Quality is preferred over quantity in wine grapes. Following the dry, hot summer, the grapes were ripening well with good flavor, good color and nice characteristics. They were smaller than usual, but more concentrated — to the delight of winemakers.
“We had brix levels — a measurement of sugar — of 24 to 26, which are optimum levels,” Behun said. “By contrast, during the 2008 rainy growing season, brix levels were only 20 to 22.”
The pattern of good luck held. Little rain fell as the harvest approached, and fall weather continued to favor the grapes.
“It was very warm until September,” recalled viticulture specialist Fiola. “Then it cooled off, with daytime temperatures in the 70s and 80s, down to the 60s at night. This is prime ripening weather. The grapes produce sugar during the day, and cool nights allow the fruit to store sugar and convert it into flavor and aroma compounds. When it’s warm at night, sugars perspire and go away.”
Across the state, grapes responded to Mother Nature by ripening early.
Up north at Boordy Vineyards, ripening was about three weeks ahead of normal.
“We were getting incredibly beautiful numbers on fruit earlier than usual,” Deford said.
In St. Leonard, Behun began harvesting Perigeaux’s vineyard two weeks earlier than normal.
“We usually start harvesting our white grapes toward the end of August,” he said. “This year we were picking by the middle of the month.”
The weather continued to cooperate — until the last day of September brought another weather record breaker: BWI was doused with 6.02 inches of rain, crushing the previous one-day rainfall record of 1.60 inches set back in 1920.
“When to harvest is a critical decision,” said Deford of Boordy Vineyard. “We base it on flavor and years of experience, but it’s still a very tricky call to make. Every year, it’s the same angst.”
This year, the winemakers guessed right.
“We saw it coming,” Deford said. “And we picked the day before. So the 10 inches of rain we got didn’t hurt us. The few varieties left on the vine were slighted dehydrated, and the rains just hydrated them.”
The early season harvest saved the 2010 crop. If the deluge had come two or three weeks earlier, Fiola said “we could have had a mess.”
In Southern Maryland, the grapes were also harvested in the nick of time.
“We were pressing the picked grapes as flood waters rose outside,” said Richard Fuller of Port Leonard Winery in Leonardtown. “Two weeks earlier, the rains would have really damaged the harvest.”

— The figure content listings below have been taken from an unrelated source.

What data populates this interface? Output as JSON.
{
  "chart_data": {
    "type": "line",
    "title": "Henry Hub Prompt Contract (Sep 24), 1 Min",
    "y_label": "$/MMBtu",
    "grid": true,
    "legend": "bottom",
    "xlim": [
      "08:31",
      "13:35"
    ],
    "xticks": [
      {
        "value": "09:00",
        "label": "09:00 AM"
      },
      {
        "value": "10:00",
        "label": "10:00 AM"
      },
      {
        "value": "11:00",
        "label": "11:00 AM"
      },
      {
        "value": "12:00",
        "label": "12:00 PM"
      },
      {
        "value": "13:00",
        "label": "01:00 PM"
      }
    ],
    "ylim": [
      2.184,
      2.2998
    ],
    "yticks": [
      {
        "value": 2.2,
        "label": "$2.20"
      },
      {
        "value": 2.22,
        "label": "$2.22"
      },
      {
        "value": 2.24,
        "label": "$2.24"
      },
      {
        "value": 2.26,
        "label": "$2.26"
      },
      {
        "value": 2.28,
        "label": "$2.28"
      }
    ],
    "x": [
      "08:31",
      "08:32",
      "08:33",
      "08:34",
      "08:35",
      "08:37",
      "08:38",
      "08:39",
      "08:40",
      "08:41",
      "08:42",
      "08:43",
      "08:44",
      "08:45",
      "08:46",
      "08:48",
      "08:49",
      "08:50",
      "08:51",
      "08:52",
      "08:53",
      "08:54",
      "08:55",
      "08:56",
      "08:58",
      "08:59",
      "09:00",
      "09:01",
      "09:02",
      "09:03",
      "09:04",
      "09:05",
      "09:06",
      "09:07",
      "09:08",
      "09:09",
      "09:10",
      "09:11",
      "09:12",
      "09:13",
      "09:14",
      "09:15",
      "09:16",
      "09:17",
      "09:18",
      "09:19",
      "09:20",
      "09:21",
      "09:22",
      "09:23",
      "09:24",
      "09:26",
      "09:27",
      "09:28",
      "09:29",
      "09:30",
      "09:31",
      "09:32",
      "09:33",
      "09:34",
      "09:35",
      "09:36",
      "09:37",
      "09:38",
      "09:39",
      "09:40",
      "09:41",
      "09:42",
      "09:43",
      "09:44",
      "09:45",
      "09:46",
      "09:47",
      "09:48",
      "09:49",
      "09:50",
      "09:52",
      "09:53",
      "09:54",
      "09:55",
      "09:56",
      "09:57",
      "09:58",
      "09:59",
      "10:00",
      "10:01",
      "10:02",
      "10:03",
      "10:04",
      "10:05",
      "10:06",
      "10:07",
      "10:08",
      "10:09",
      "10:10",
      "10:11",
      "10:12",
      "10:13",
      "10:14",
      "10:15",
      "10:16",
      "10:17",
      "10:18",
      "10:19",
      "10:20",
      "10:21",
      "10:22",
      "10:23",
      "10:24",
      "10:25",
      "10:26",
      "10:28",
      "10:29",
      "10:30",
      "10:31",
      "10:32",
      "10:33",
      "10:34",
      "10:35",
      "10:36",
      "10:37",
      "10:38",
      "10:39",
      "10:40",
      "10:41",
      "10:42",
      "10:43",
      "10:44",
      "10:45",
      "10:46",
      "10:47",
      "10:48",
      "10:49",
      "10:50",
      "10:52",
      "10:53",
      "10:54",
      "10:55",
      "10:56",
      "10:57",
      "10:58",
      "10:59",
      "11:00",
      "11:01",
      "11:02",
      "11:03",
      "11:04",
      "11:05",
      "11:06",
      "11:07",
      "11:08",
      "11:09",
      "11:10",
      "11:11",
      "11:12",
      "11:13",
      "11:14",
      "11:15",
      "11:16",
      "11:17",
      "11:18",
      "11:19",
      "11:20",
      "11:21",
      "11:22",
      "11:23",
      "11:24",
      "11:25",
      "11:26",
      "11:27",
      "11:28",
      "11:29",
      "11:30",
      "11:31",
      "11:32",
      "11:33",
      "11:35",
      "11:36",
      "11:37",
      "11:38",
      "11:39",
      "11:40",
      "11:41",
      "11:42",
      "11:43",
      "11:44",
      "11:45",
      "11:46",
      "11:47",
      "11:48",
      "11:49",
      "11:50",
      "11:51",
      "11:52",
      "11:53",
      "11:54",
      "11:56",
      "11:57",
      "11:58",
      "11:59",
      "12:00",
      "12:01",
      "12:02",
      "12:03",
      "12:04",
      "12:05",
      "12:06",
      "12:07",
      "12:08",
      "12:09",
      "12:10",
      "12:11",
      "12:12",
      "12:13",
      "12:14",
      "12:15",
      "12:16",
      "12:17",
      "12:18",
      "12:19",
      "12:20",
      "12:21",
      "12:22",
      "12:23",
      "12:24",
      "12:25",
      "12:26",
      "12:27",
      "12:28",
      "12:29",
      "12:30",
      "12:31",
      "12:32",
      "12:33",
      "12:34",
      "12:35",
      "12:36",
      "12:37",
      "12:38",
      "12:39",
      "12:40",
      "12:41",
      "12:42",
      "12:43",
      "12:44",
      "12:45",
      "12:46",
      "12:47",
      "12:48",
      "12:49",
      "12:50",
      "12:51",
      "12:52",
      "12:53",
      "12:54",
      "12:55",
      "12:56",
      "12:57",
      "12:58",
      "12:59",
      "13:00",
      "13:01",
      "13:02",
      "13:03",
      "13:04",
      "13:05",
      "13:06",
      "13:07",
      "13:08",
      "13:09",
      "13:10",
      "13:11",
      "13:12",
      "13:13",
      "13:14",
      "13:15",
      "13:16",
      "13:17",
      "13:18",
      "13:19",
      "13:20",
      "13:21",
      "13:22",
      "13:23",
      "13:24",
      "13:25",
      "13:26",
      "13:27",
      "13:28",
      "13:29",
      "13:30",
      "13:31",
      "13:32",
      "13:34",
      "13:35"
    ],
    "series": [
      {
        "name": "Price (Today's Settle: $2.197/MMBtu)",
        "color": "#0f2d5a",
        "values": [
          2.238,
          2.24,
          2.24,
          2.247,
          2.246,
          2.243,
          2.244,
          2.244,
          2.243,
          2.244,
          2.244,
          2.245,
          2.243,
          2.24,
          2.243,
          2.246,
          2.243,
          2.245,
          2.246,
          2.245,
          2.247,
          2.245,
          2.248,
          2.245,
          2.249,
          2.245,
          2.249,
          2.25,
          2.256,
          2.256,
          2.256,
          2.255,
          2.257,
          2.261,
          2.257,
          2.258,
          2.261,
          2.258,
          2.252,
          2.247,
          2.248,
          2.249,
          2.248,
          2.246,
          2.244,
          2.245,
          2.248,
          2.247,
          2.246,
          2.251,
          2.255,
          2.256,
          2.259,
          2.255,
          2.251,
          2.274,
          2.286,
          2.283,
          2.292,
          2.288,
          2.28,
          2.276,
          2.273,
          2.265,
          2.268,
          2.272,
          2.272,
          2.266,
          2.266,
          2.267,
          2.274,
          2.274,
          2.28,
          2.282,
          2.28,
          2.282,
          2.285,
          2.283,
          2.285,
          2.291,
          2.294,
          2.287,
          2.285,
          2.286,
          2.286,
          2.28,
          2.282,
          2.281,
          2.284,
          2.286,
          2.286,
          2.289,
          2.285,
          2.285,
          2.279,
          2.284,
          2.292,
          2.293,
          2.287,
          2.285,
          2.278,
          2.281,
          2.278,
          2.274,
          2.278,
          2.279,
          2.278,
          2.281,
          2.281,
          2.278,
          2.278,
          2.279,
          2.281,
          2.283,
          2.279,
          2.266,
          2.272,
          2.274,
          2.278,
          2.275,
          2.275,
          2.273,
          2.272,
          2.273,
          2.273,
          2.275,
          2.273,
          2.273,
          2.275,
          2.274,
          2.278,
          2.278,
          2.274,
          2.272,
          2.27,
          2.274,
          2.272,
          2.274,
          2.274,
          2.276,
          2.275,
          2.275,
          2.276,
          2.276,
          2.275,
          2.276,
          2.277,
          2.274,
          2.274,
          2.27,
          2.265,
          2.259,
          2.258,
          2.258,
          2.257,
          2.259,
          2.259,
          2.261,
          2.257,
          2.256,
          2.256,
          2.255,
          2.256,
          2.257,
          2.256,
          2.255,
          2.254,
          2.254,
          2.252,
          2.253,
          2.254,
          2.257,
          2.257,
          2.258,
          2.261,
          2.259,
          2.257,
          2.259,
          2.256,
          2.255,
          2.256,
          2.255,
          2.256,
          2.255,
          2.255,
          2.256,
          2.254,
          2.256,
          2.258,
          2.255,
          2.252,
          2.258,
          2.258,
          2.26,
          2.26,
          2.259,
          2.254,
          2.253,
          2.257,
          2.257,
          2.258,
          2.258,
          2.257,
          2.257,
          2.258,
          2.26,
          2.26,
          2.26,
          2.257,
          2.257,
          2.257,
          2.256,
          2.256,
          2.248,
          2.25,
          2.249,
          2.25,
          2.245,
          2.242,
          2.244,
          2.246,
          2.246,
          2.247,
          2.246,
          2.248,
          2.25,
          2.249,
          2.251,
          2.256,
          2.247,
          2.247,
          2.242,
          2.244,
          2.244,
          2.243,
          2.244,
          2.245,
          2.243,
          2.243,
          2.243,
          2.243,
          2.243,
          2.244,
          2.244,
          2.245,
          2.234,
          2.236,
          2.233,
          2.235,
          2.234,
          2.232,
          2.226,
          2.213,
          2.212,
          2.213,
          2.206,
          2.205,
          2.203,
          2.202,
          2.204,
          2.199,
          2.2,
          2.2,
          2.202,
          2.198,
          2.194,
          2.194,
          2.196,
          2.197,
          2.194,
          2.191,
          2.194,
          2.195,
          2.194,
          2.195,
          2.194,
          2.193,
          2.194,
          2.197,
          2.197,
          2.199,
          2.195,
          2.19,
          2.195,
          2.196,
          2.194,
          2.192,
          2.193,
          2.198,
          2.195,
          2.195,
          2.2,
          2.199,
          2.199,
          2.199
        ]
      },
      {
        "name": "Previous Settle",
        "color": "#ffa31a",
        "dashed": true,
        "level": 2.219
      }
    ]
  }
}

At Running Hare Winery, owner Mike Scarborough said the fall harvest was a “tale of two cities. Grapes that were picked before the rain should make for a great vintage. The ones that were not picked before the rain are big, fat juicy grapes, making a different quality wine.”
Fine Vine to Fine Wine
The 2010 growing season produced an extraordinary crop of wine grapes.
With the harvest all but complete, the grapes have been pressed and the juice is in the hands of the winemakers.
The light whites, like Pinot Grigio, will be ready to bottle in six months or so. But it will be a couple of years until the reds are ready to drink.
Boordy’s Deford said it will be worth the wait.
“Watch for the 2010 wines,” Deford advised. “They are going to be extraordinary.”
In Southern Maryland, Running Hare’s Scarborough agreed.
“At Running Hare, we’re going to have some great wines in the next couple of years,” Scarborough said. “That is, if I don’t screw it up.”